Turning to whether the FCRA’s statutory damage provision was unconstitutionally vague, the Eleventh Circuit explained that the district court based its decision on its belief that “it is impossible for a judge to adequately charge a jury on where an award should fall within the $100 to $1,000 range” because the statute provides no criteria to be followed in determining the damages to be awarded. Harris, at 13-14. The Circuit Court began its analysis by noting that several federal laws provide for statutory damages within a certain range, see id., at 15-16. Contrary to defendants’ arguments, the statute did not violate defendants’ due process rights by failing to provide the criteria to be used in determining the appropriate statutory penalty; because the FCRA puts merchants on notice that they will face penalties of $100 to $1000 for violations of FACTA, the requirements of due process were satisfied. Id., at 16-17. The Circuit Court further held that the FCRA statutory damage provision does not give juries such broad discretion so as to render their damage award arbitrary. Id., at 17-18. Accordingly, the Court held that the statute was not unconstitutionally vague on its face. Id., at 18. Nor are the damages awardable under the FCRA excess on the face of the statute, see id., at 18-19. The Eleventh Circuit explained at page 19, “Because the FCRA already contains a punitive damages provision and specifies that statutory damages may only be awarded in lieu of actual damages, the district court erred in concluding that the statutory damages provision is tantamount to a punitive damages provision.” Moreover, in light of the fact that certain class members may have suffered actual damages, the damages awardable under the statute were not excessive on their face, id., at 19-20.

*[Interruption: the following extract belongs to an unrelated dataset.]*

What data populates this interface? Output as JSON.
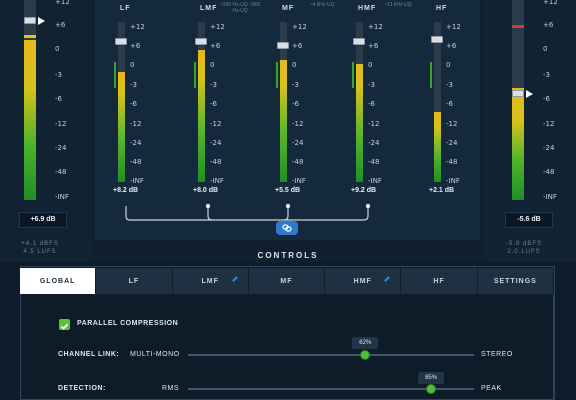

In sum, the Eleventh Circuit “conclude[d] that the district court erred in considering the merits of the as applied excessiveness challenge before it was ripe and also in holding that the statute is unconstitutionally vague and excessive on its face.” Harris, at 20. It therefore reversed the order dismissing the class action complaints and remanded the class actions to the district court for further proceedings. Id.

NOTE: Congress amended FACTA in the Credit and Debit Card Receipt Clarification Act of 2007, 15 U.S.C. § 1681n(d)), signed into law on June 3, 2008, which retroactively precluded recovery for FACTA violations premised solely on the printing of a credit card’s expiration dates on customer receipts.